Chapitre 5. Le Christ, en préservant sa chair corrompue dans la virginité, attire à l'exercice de la virginité ; le petit nombre de vierges en proportion du nombre de saints.



Qu'a donc pris en main le Seigneur, qui est la Vérité et la Lumière, lorsqu'Il est descendu du ciel ? Il a préservé la chair qu'il avait prise sur lui, incorruptible dans la virginité, afin que nous aussi, si nous venons dans le monde à la ressemblance de Dieu et du Christ, nous nous efforcions d'honorer la virginité.
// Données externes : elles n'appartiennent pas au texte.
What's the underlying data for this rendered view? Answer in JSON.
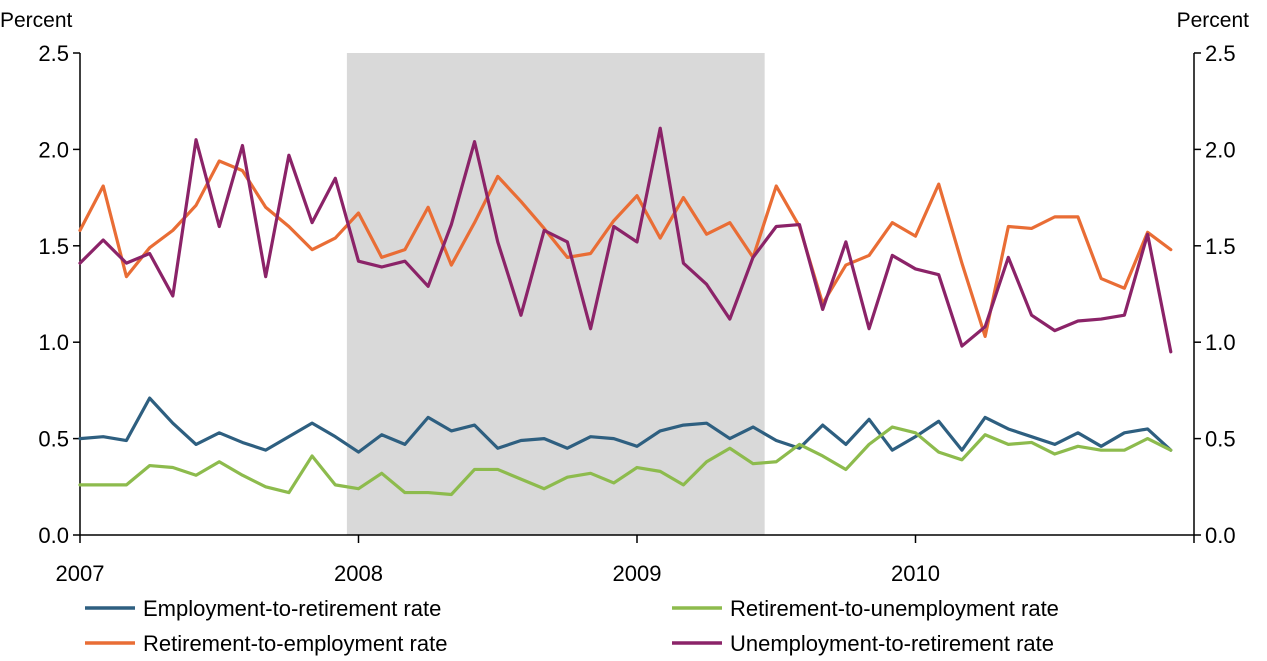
{
  "chart_data": {
    "type": "line",
    "left_axis_label": "Percent",
    "right_axis_label": "Percent",
    "ylim": [
      0,
      2.5
    ],
    "y_ticks": [
      "0.0",
      "0.5",
      "1.0",
      "1.5",
      "2.0",
      "2.5"
    ],
    "x_tick_labels": [
      "2007",
      "2008",
      "2009",
      "2010"
    ],
    "x_start": "2007-01",
    "recession_shading": {
      "start": "2007-12",
      "end": "2009-06"
    },
    "legend_position": "bottom",
    "series": [
      {
        "name": "Employment-to-retirement rate",
        "color": "#2e5f80",
        "values": [
          0.5,
          0.51,
          0.49,
          0.71,
          0.58,
          0.47,
          0.53,
          0.48,
          0.44,
          0.51,
          0.58,
          0.51,
          0.43,
          0.52,
          0.47,
          0.61,
          0.54,
          0.57,
          0.45,
          0.49,
          0.5,
          0.45,
          0.51,
          0.5,
          0.46,
          0.54,
          0.57,
          0.58,
          0.5,
          0.56,
          0.49,
          0.45,
          0.57,
          0.47,
          0.6,
          0.44,
          0.51,
          0.59,
          0.44,
          0.61,
          0.55,
          0.51,
          0.47,
          0.53,
          0.46,
          0.53,
          0.55,
          0.44
        ]
      },
      {
        "name": "Retirement-to-unemployment rate",
        "color": "#8dbb4d",
        "values": [
          0.26,
          0.26,
          0.26,
          0.36,
          0.35,
          0.31,
          0.38,
          0.31,
          0.25,
          0.22,
          0.41,
          0.26,
          0.24,
          0.32,
          0.22,
          0.22,
          0.21,
          0.34,
          0.34,
          0.29,
          0.24,
          0.3,
          0.32,
          0.27,
          0.35,
          0.33,
          0.26,
          0.38,
          0.45,
          0.37,
          0.38,
          0.47,
          0.41,
          0.34,
          0.47,
          0.56,
          0.53,
          0.43,
          0.39,
          0.52,
          0.47,
          0.48,
          0.42,
          0.46,
          0.44,
          0.44,
          0.5,
          0.44
        ]
      },
      {
        "name": "Retirement-to-employment rate",
        "color": "#e96d35",
        "values": [
          1.58,
          1.81,
          1.34,
          1.49,
          1.58,
          1.71,
          1.94,
          1.89,
          1.7,
          1.6,
          1.48,
          1.54,
          1.67,
          1.44,
          1.48,
          1.7,
          1.4,
          1.62,
          1.86,
          1.73,
          1.59,
          1.44,
          1.46,
          1.63,
          1.76,
          1.54,
          1.75,
          1.56,
          1.62,
          1.44,
          1.81,
          1.6,
          1.2,
          1.4,
          1.45,
          1.62,
          1.55,
          1.82,
          1.41,
          1.03,
          1.6,
          1.59,
          1.65,
          1.65,
          1.33,
          1.28,
          1.57,
          1.48
        ]
      },
      {
        "name": "Unemployment-to-retirement rate",
        "color": "#8b2368",
        "values": [
          1.41,
          1.53,
          1.41,
          1.46,
          1.24,
          2.05,
          1.6,
          2.02,
          1.34,
          1.97,
          1.62,
          1.85,
          1.42,
          1.39,
          1.42,
          1.29,
          1.61,
          2.04,
          1.52,
          1.14,
          1.58,
          1.52,
          1.07,
          1.6,
          1.52,
          2.11,
          1.41,
          1.3,
          1.12,
          1.44,
          1.6,
          1.61,
          1.17,
          1.52,
          1.07,
          1.45,
          1.38,
          1.35,
          0.98,
          1.08,
          1.44,
          1.14,
          1.06,
          1.11,
          1.12,
          1.14,
          1.56,
          0.95
        ]
      }
    ]
  }
}
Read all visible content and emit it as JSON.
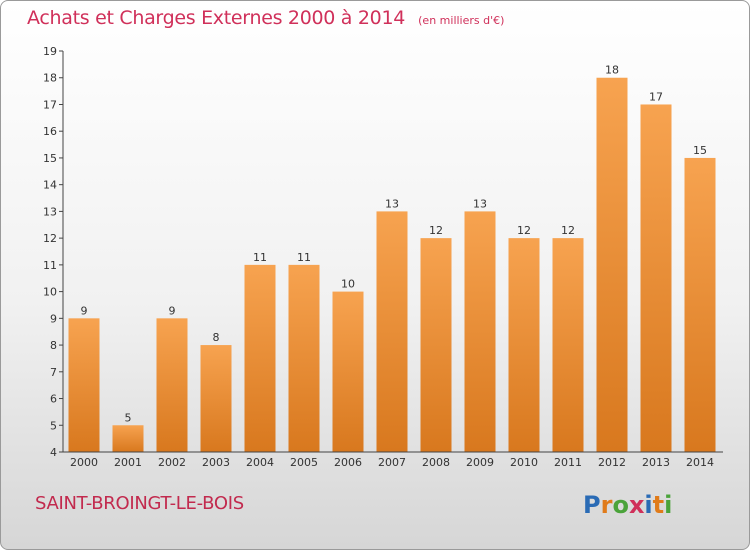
{
  "header": {
    "title": "Achats et Charges Externes 2000 à 2014",
    "subtitle": "(en milliers d'€)"
  },
  "footer": {
    "commune": "SAINT-BROINGT-LE-BOIS",
    "brand_letters": [
      "P",
      "r",
      "o",
      "x",
      "i",
      "t",
      "i"
    ],
    "brand_colors": [
      "#2a6bb5",
      "#e07b1a",
      "#4aa33a",
      "#d0305a",
      "#2a6bb5",
      "#e07b1a",
      "#4aa33a"
    ]
  },
  "colors": {
    "bar_light": "#f7a350",
    "bar_dark": "#d8781e",
    "title": "#d0305a",
    "axis": "#333333"
  },
  "chart_data": {
    "type": "bar",
    "categories": [
      "2000",
      "2001",
      "2002",
      "2003",
      "2004",
      "2005",
      "2006",
      "2007",
      "2008",
      "2009",
      "2010",
      "2011",
      "2012",
      "2013",
      "2014"
    ],
    "values": [
      9,
      5,
      9,
      8,
      11,
      11,
      10,
      13,
      12,
      13,
      12,
      12,
      18,
      17,
      15
    ],
    "ylim": [
      4,
      19
    ],
    "yticks": [
      4,
      5,
      6,
      7,
      8,
      9,
      10,
      11,
      12,
      13,
      14,
      15,
      16,
      17,
      18,
      19
    ],
    "grid": false,
    "data_labels": true
  }
}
Car la ressemblance de Dieu, c'est éviter la corruption. Et que le Verbe, lorsqu'il s'est incarné, est devenu la première Vierge, de la même manière qu'il était le premier Pasteur et le premier Prophète de l'Eglise, le Christ-possédé Jean nous le montre en disant, dans le livre de l'Apocalypse : "Et je regardai, et voici, un Agneau se tenait sur la montagne de Sion, et avec lui cent quarante-quatre mille, ayant son nom et le nom de son Père écrits sur leurs fronts. Et j'entendis du ciel une voix, comme la voix de grandes eaux, et comme la voix d'un grand tonnerre ; et j'entendis la voix de joueurs de harpe qui jouaient de leurs harpes : Et ils chantèrent comme un cantique nouveau devant le trône, devant les quatre bêtes et les anciens ; et personne ne pouvait apprendre ce cantique, si ce n'est les cent quarante-quatre mille qui furent rachetés de la terre. Ce sont ceux qui n'ont pas été souillés par les femmes, car ils sont vierges. Ce sont ceux qui suivent l'Agneau partout où Il va ; Apocalypse 14:1-4 montrant que le Seigneur est le chef du chœur des vierges. Et remarquez, en plus de cela, combien est grande aux yeux de Dieu la dignité de la virginité : Celles-ci ont été rachetées d'entre les hommes, étant les prémices de Dieu et de l'Agneau. Et dans leur bouche il ne s'est trouvé aucune tromperie, car ils sont irréprochables, dit Apocalypse 14:4-5, et ils suivent l'Agneau partout où il va. Et il entend clairement par là nous enseigner que le nombre de vierges était, dès le début, limité à un si grand nombre, à savoir cent quarante-quatre mille, alors que la multitude des autres saints est innombrable. Car considérons ce qu'il veut dire lorsqu'il parle du reste. Je vis une foule immense, que nul ne pouvait compter, de toutes les nations, de toutes les familles, de tous les peuples et de toutes les langues. Apocalypse 7:9 Il est donc clair, comme je l'ai dit, que dans le cas des autres saints, il introduit une multitude indicible, alors que dans le cas de ceux qui sont en état de virginité, il n'en mentionne qu'un très petit nombre, afin de faire un contraste fort avec ceux qui composent le nombre innombrable.

Voilà, ô Arete, le discours que je vous adresse au sujet de la virginité. Mais si j'ai omis quelque chose, que Théophile, qui me succède, me le fournisse.